Hundreds of delegates are meeting Doha for a donor conference to raise support for a mulit-billion dollar project to rebuild Sudan’s Darfur region after a decade-long conflict.
The two-day conference beginning on Sunday was agreed under a July 2011 peace deal that Khartoum signed in the Qatari capital with an alliance of rebel splinter groups.
“Peace time has begun in Darfur. A peace that will be protected by development, not by force,” said Qatari Prime Minister Hamad Bin Jassim Al Thani, at the opening of the conference.

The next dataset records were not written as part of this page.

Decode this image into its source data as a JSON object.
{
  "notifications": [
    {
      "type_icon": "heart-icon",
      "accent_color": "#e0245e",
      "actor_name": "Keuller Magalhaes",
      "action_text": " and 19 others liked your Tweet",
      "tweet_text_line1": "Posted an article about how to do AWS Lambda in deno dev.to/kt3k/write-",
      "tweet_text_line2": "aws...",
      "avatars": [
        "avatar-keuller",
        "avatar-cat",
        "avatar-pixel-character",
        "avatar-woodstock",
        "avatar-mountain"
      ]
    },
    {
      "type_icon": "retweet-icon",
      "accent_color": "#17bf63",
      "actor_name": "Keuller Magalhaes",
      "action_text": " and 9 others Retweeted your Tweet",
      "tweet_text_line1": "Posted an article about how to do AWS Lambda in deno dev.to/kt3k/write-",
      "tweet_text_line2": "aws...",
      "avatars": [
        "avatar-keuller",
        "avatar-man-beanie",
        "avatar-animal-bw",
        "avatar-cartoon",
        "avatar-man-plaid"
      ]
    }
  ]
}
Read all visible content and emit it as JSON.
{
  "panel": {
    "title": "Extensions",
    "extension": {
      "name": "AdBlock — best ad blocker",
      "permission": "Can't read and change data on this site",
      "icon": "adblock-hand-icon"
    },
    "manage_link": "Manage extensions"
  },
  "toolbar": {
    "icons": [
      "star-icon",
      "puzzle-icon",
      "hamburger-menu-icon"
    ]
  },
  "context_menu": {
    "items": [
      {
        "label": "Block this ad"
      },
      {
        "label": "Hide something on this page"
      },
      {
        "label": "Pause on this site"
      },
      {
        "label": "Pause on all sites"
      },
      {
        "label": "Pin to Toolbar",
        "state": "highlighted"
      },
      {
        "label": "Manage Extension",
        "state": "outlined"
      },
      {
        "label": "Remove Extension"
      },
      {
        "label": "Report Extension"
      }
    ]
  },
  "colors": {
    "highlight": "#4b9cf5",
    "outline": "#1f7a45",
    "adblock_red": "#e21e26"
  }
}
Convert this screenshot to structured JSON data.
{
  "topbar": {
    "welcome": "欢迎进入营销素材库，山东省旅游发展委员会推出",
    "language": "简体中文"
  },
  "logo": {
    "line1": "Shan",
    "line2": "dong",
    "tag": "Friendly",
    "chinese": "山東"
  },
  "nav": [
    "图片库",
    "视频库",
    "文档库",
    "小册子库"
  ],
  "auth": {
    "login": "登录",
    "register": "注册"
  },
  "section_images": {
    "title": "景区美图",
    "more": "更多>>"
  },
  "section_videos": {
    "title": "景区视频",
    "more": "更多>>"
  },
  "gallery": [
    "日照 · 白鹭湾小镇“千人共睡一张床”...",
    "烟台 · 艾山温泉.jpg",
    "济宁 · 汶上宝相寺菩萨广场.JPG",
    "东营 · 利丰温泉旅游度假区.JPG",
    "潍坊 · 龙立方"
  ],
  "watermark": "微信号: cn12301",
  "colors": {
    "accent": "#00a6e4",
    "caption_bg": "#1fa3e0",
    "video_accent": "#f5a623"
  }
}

Jorg Kuhnel, team leader of the UN Development Programme in Sudan, said the conference would be a unique opportunity for Sudan and Darfur to turn the destiny of the conflict-ridden region.
Al Jazeera’s Omar Al Saleh at the conference said that the second session had started and speaker Al-Tijani Sisi, head of the Regional Darfur authority was “calling on the international community to help rebuild Darfur and to start the recovery strategy.”
Britain on Sunday pledged at least $16.5m for Darfur annually over the next three years to help communities to grow their own food and for providing skills training to help people find work.
“It is not good enough to simply offer more handouts,” Lynne Featherstone, Britain’s international development minister, said.
“Our aid will help the poorest to get the help they need to stand on their own and make them better able to cope when crises occur.”
The development strategy calls for agricultural upgrades, access to financing and other measures to help Darfuris support themselves under a more effective system of local government.
Al Jazeera’s Harriet Martin, reporting from Khartoum, said aid agencies at the conference would be stressing that Darfur is a complex region.
“What Darfur needs is a more nuanced approach – humanitarian aid in some places, development aid in others,” she said.